Bildung war sicher nicht der einzige Faktor, aber sicher ein wesentlicher. Liberalisierung alleine hätte sicher keinen so rapiden Aufschwung ermöglicht – da gäbe es eine langsamere Weiterentwicklung, sicher nicht die rapide Entwicklung beispielsweise im IT-Bereich.
Die Hand voll von Studenten sind nicht eine Handvoll, sondern zehntausende, über die letzten Jahrzehnte.
Das eine wäre aber ohne das andere (in der Form/Geschwindigkeit) nicht möglich gewesen.
@Daniela: Liberalisierung schön und gut, aber tun wir bitte auch nicht so als wäre das überall ein erfolgsrezept. die liberalisierungen in china und indien haben unter anderem deswegen erfolg gehabt, weil beide länder einen verdammt riesigen haufen an verdammt billigen (und im falle von indien, großteils englisch sprachigen) arbeitskräften hatten. so konnten dann ausländische firmen durch die liberalisierung auf diese arbeitskräfte zugreifen.
Menschen mit geringer Bildung und wenig selbstvertrauen verlieren nur all zu leicht ihre Kulur. Wenn man mit offenen Augen durch Länder schreitet wird man erkennen wie sehr ein amerikanisches Studium hilft.

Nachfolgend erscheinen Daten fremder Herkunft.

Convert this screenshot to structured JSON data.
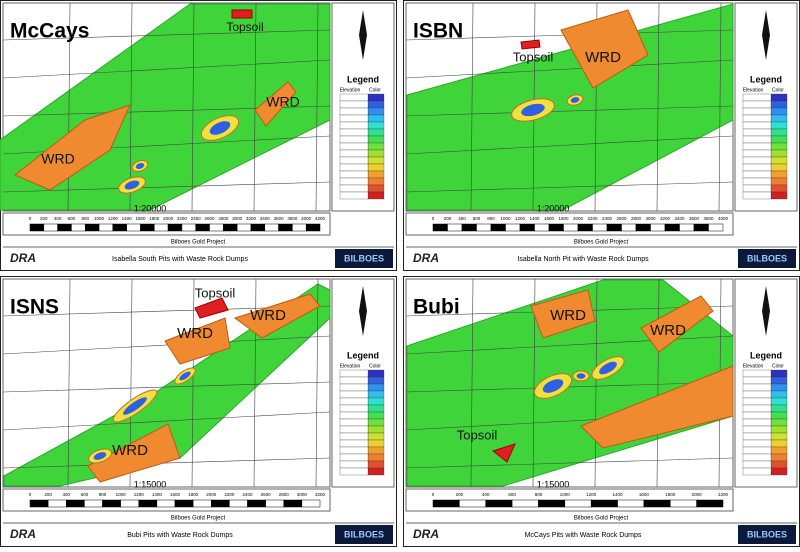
{
  "panels": [
    {
      "title": "McCays",
      "labels": [
        "Topsoil",
        "WRD",
        "WRD"
      ],
      "legend": "Legend",
      "legend_header": [
        "Elevation",
        "Color"
      ],
      "scale": "1:20000",
      "scale_ticks": [
        0,
        200,
        400,
        600,
        800,
        1000,
        1200,
        1400,
        1600,
        1800,
        2000,
        2200,
        2400,
        2600,
        2800,
        3000,
        3200,
        3400,
        3600,
        3800,
        4000,
        4200
      ],
      "project": "Bilboes Gold Project",
      "caption": "Isabella South Pits with Waste Rock Dumps",
      "logo": "DRA",
      "brand": "BILBOES"
    },
    {
      "title": "ISBN",
      "labels": [
        "Topsoil",
        "WRD"
      ],
      "legend": "Legend",
      "legend_header": [
        "Elevation",
        "Color"
      ],
      "scale": "1:20000",
      "scale_ticks": [
        0,
        200,
        400,
        600,
        800,
        1000,
        1200,
        1400,
        1600,
        1800,
        2000,
        2200,
        2400,
        2600,
        2800,
        3000,
        3200,
        3400,
        3600,
        3800,
        4000
      ],
      "project": "Bilboes Gold Project",
      "caption": "Isabella North Pit with Waste Rock Dumps",
      "logo": "DRA",
      "brand": "BILBOES"
    },
    {
      "title": "ISNS",
      "labels": [
        "Topsoil",
        "WRD",
        "WRD",
        "WRD"
      ],
      "legend": "Legend",
      "legend_header": [
        "Elevation",
        "Color"
      ],
      "scale": "1:15000",
      "scale_ticks": [
        0,
        200,
        400,
        600,
        800,
        1000,
        1200,
        1400,
        1600,
        1800,
        2000,
        2200,
        2400,
        2600,
        2800,
        3000,
        3200
      ],
      "project": "Bilboes Gold Project",
      "caption": "Bubi Pits with Waste Rock Dumps",
      "logo": "DRA",
      "brand": "BILBOES"
    },
    {
      "title": "Bubi",
      "labels": [
        "WRD",
        "WRD",
        "Topsoil"
      ],
      "legend": "Legend",
      "legend_header": [
        "Elevation",
        "Color"
      ],
      "scale": "1:15000",
      "scale_ticks": [
        0,
        200,
        400,
        600,
        800,
        1000,
        1200,
        1400,
        1600,
        1800,
        2000,
        2200
      ],
      "project": "Bilboes Gold Project",
      "caption": "McCays Pits with Waste Rock Dumps",
      "logo": "DRA",
      "brand": "BILBOES"
    }
  ]
}
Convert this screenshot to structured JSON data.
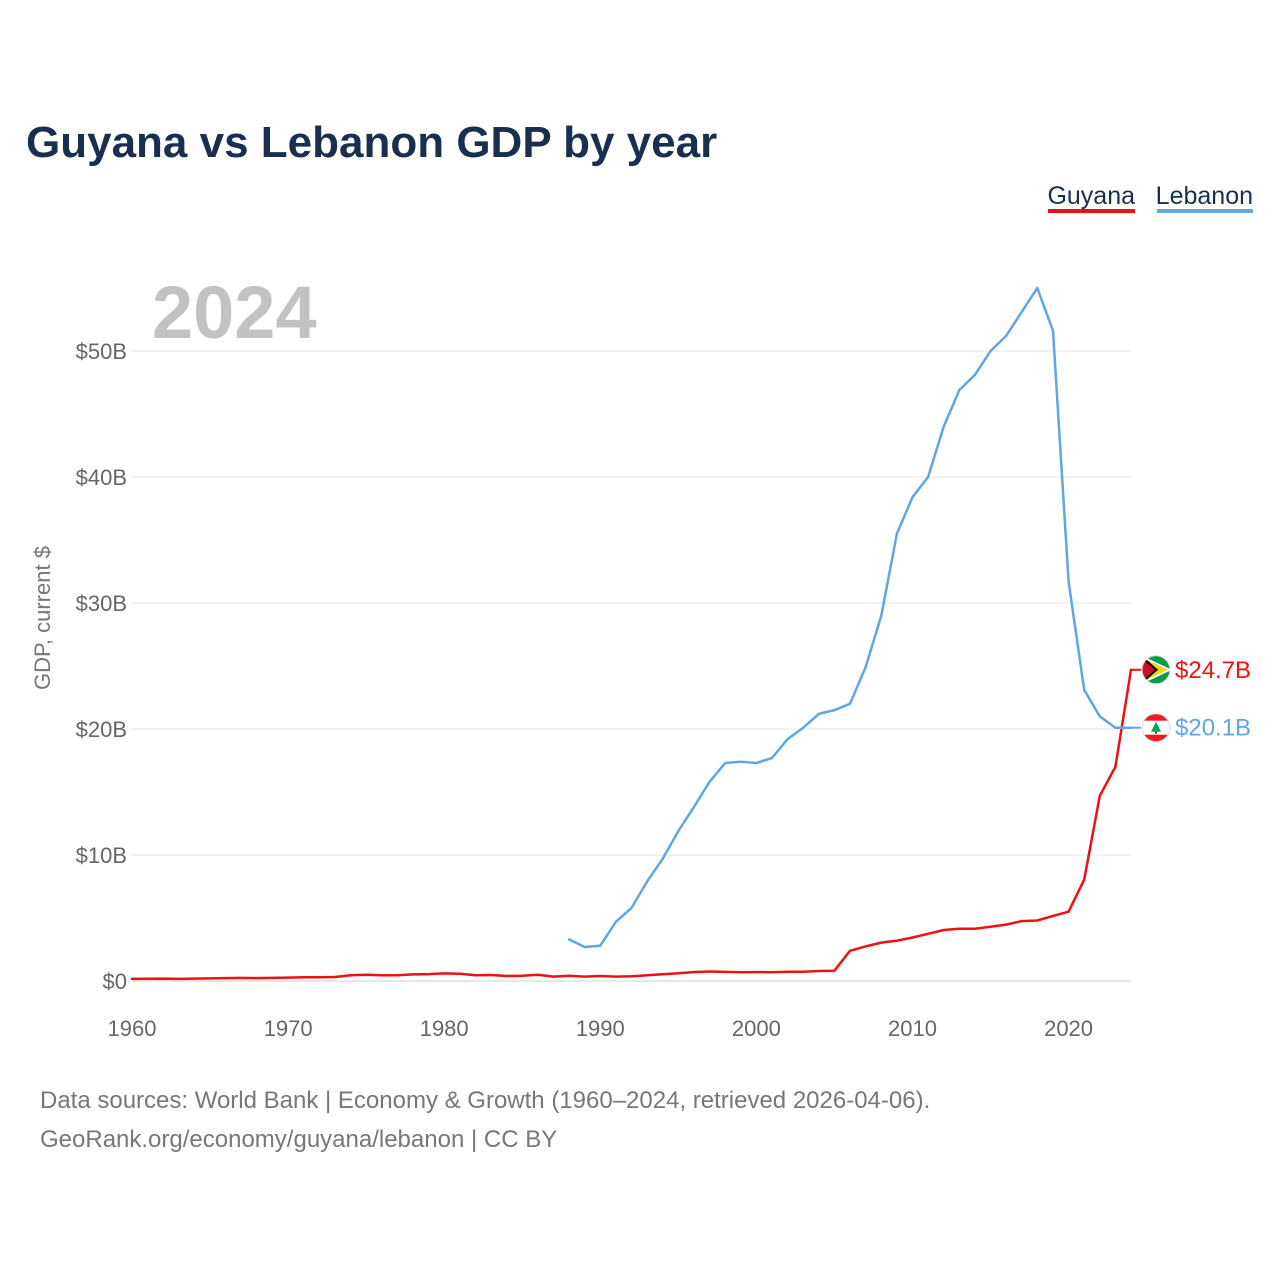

Vielleicht steht hier irgendjemand auf Rammstein, dann kennt er auch das lied “we all live in amerika, amerika ist wunderbar”. Es ist leider Realität. Fragt mal eure Großeltern, dann werdet ihr sehen das uns das auch passiert ist.
Geld macht nicht glücklich, noch verhindert es krankheit, alter und tot. Viele dieser “Entwicklungsländer” wären der Schlüsses für unsere Probleme, aber wir sind ja die Gscheiten. Ursache allen Übels ist Ignoranz.